Vít Havránek (*1971) ist Autor und Kurator und derzeit Vizedekan an der Akademie der bildenden Künste in Prag. Nach seiner Tätigkeit als Kurator an der Galerie der Hauptstadt Prag und der Nationalgalerie Prag war er von 2002 bis 2018 Direktor der Initiative für zeitgenössische Kunst tranzit.cz. Er kuratierte und kokuratierte Ausstellungen in verschiedenen Institutionen, zuletzt Dead and Alive – 9th Triennial of Contemporary Art U3, MG+MSUM, Ljubljana; Jakarta Biennale 2017; Muzeum Sztuki, Lodz; VOX, Montréal; New Museum HUB, New York; Steirischer Herbst, Graz; Manifesta 8, Centro Cultural de Montehermoso, Murcia; Espace Electra Paris, pas Prague u.a. Gemeinsam mit Künstlern, Co-Editoren und JRP Ringier hat Havránek Bücher und Kataloge (mit)herausgegeben, darunter Pictorial Atlas of a Girl Who Cut a Library into Pieces (mit Eva Koťátková, 2016); The Czech Files (mit H.U. Obrist, 2014); Atlas of Transformation (2010); Autobiographies (2006); The Need to Document (2005); Lanterna Magika (2002); und Action, Word, Movement, Space (1999). Seine Texte erschienen in Art and Theory of Post-1989 Central and Eastern Europe: A Critical AnthologyInvisible AdversariesGreen Room, Promesses du passé, Voids: A Retrospective sowie in Kunstzeitschriften.

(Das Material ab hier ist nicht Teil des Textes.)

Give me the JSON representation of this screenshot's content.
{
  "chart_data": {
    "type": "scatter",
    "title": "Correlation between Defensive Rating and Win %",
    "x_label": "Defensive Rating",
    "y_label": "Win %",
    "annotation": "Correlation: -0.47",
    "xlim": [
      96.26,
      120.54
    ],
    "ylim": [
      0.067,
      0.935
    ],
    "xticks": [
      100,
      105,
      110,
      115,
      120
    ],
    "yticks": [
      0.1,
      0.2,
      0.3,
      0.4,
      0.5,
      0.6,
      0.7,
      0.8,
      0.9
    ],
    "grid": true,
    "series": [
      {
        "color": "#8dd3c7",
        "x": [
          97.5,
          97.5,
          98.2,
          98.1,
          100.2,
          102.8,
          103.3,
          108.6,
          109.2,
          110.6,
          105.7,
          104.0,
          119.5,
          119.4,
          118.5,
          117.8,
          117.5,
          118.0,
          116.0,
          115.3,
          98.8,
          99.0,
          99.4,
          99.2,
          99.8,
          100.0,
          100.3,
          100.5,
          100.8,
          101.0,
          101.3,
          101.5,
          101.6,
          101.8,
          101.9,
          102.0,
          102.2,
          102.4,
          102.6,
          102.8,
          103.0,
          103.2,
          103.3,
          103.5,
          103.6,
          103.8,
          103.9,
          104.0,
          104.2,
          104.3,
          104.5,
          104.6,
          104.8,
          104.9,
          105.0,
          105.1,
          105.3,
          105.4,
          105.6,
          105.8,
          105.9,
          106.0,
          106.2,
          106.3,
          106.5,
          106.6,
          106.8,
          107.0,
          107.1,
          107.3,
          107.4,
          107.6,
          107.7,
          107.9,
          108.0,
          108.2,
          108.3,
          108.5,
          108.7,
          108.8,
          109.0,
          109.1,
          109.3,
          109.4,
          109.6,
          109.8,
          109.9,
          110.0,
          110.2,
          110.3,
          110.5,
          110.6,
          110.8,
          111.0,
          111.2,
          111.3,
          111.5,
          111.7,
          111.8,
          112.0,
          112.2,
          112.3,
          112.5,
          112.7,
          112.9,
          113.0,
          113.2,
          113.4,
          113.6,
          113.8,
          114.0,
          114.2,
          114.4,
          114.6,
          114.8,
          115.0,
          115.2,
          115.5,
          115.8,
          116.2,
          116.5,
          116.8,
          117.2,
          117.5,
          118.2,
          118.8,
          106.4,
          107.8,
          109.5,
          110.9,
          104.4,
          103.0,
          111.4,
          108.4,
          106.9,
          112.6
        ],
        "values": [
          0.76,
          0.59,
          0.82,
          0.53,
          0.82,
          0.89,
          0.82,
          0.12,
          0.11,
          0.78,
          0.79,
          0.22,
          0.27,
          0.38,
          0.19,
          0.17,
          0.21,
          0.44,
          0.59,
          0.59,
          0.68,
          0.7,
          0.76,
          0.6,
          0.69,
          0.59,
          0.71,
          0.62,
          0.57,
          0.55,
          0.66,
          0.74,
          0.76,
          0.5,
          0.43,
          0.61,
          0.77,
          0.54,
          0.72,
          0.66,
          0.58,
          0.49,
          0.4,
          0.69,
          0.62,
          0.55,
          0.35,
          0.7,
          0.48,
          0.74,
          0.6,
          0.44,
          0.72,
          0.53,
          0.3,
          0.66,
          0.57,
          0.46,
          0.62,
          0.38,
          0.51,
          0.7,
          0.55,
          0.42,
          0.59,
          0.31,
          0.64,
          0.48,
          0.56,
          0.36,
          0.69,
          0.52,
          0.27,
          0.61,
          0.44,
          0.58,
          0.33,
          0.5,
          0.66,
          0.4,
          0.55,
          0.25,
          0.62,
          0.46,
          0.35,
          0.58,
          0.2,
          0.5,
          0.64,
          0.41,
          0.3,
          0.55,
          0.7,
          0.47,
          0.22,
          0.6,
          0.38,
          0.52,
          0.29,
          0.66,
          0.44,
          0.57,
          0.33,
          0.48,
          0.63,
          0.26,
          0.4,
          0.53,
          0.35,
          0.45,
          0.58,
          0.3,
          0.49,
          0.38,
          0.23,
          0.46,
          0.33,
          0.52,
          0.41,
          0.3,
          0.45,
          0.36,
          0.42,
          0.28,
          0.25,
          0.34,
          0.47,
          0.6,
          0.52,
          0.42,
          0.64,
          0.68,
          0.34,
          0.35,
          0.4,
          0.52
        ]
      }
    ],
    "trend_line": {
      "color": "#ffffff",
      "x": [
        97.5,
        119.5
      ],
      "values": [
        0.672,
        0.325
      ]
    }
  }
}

Die Biennale Ve věci umění / Matter of Art (VVUMOA) wird von tranzit.cz in Zusammenarbeit mit der Galerie hlavního města Prahy / Galerie der Hauptstadt Prag organisiert. Die ERSTE Stiftung ist Hauptpartnerin von tranzit.

Das Projekt knüpft an die Aktivitäten der Initiative tranzit.cz an, die als Teil des 2002 gegründeten und in Österreich, der Tschechischen Republik, Ungarn, der Slowakischen Republik und Rumänien unabhängig agierenden Netzwerks tranzit.org die tschechische Kunstszene maßgeblich beeinflusst hat. Im Laufe seines Bestehens hat sich tranzit.cz an zahlreichen internationalen Projekten und Ausstellungen im Rahmen von tranzit.org beteiligt, wie etwa Monument to Transformation 1989 – 2009; Manifesta 8; Report on the Construction of a Spaceship Module u.a. Darüber hinaus ist die VVUMOA gemeinsam mit der OFF-Biennale in Budapest, dem Visual Culture Research Center / Kyiv Biennial in Kiew und der Biennale Warszawa Gründungsmitglied der East European Biennale Alliance.